Why do we use logistic function to build logistic regression. I know the output value for logistic function bounds between 0 & 1, and bcos of this we can express as probability. Is this the reason we go for logistic function ?
Or is it because, if we plot the probabilities for an observation of being class 1 vs the observation, will form a S curve plot. And hence we use logistic function to model the behavior ? For example consider the case of credit card balance & default. If we plot the cumulative distribution of the probability of default given balance, then the plot we get is of shape S curve.
Could someone please explain this.
Regards,
Rohit
The flippant answer is that if we used another function for the regression, we wouldn't call it logistic regression. -- That's not entirely flippant, as logistic regression part of the broad class of "generalized linear models", which attaches a "link" function to the output of a linear regression model. This allows you to have non-linear fitting, but with computational tractability close to that of a linear model. For logistic regression this link function is the logit function, but you can certainly use other functions in a generalized linear model.
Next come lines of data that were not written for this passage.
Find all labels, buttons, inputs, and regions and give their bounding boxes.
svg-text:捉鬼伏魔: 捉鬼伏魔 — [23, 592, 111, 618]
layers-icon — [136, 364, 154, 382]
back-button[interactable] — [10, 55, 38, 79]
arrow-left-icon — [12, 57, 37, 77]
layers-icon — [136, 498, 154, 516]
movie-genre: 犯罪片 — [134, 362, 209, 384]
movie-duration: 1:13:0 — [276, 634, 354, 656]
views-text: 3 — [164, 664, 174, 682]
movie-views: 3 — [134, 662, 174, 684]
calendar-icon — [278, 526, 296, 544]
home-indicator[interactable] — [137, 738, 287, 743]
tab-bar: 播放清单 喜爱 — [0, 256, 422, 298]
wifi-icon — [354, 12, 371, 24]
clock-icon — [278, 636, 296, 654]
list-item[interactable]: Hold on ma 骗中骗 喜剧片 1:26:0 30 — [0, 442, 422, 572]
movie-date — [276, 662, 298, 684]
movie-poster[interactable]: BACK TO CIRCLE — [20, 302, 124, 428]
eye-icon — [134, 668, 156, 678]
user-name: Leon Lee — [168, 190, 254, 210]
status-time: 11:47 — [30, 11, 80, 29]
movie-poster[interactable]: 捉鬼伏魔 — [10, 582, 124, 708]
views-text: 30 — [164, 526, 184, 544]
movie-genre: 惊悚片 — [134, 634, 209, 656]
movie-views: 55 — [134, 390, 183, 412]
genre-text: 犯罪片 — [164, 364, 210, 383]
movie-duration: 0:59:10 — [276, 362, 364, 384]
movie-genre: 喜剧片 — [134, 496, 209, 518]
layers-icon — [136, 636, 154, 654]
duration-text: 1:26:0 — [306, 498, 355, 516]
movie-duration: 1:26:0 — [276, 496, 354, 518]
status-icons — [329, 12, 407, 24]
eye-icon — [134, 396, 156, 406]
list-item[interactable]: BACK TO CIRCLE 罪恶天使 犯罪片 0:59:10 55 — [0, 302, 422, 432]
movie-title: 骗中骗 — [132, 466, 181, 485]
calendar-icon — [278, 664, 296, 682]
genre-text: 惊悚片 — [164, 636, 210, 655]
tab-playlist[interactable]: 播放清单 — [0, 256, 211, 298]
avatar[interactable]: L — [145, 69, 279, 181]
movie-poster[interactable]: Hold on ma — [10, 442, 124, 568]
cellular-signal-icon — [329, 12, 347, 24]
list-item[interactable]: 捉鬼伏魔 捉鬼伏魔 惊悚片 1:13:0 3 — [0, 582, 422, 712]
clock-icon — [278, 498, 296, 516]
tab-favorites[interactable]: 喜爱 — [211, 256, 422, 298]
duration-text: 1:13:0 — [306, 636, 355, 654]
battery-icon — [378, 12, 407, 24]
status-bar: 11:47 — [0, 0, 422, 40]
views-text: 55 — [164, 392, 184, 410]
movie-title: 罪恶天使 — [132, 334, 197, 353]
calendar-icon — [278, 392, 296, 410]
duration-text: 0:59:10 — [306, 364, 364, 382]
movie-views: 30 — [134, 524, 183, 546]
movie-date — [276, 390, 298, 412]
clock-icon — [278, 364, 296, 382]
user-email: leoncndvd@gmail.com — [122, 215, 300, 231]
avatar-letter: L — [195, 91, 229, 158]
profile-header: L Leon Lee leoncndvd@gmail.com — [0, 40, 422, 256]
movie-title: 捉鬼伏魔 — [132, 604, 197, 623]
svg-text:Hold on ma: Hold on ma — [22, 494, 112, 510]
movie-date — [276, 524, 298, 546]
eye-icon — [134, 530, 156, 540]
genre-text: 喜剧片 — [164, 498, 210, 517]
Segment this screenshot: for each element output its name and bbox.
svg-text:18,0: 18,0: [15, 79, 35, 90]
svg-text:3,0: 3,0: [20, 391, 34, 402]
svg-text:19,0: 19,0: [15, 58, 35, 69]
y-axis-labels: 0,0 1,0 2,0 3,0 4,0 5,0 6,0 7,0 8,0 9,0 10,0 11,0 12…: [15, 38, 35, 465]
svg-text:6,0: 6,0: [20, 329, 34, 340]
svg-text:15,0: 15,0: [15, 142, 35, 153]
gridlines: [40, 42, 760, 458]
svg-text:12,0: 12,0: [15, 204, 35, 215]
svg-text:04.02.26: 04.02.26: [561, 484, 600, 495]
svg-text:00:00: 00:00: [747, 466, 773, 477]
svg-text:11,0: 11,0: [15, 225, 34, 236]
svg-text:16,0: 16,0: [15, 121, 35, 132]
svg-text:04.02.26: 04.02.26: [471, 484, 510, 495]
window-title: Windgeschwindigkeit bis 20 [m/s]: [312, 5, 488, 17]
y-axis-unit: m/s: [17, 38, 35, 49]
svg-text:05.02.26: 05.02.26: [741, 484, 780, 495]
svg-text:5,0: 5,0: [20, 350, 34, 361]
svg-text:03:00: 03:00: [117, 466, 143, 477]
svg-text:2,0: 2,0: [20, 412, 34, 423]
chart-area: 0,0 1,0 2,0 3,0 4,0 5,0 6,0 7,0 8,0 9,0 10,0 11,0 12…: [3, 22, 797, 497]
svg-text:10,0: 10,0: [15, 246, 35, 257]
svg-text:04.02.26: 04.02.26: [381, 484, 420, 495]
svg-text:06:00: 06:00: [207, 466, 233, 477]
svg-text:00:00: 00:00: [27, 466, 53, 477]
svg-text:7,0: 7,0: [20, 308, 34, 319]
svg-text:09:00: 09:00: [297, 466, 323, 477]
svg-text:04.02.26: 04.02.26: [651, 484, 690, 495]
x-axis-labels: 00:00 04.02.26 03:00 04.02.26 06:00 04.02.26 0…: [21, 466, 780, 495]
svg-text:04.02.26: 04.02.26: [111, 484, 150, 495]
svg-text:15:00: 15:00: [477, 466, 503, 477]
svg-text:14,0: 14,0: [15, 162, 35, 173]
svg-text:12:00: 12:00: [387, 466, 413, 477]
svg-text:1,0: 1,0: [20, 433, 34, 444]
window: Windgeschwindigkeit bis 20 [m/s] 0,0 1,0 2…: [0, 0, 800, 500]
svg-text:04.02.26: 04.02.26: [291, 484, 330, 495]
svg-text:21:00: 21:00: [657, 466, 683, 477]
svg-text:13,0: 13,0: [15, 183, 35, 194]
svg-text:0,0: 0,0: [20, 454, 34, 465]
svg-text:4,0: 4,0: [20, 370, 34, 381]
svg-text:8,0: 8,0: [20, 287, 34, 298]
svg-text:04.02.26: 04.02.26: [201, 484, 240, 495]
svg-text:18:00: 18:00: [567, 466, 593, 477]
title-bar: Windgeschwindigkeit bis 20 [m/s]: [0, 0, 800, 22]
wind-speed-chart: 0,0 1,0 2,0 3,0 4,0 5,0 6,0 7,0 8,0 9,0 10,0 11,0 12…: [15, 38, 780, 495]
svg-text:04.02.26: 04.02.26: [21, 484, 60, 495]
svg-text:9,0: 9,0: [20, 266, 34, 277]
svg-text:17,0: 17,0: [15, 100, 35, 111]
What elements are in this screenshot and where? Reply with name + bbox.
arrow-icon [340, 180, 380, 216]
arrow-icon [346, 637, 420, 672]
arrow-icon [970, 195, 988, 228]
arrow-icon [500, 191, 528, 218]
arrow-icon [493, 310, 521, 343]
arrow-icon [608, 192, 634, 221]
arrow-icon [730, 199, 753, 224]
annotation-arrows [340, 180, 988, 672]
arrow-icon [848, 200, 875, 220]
As you mention, the choice of logit (logistic regression) is due primarily to it's behavior of compressing the output between 0 and 1, with a smooth output between them. It is not, however, the only link function which does this. There are a number of other functions with this property, most notably the probit link function.
So why do so many people choose logistic regression, rather than some other generalized linear model? Well, that's mainly due to the interpretation of the output. For a logistic model, intermediate output values can be interpreted as the log odds ratio of being in the "1" category. Other link functions don't have such a clear probabilistic interpretation.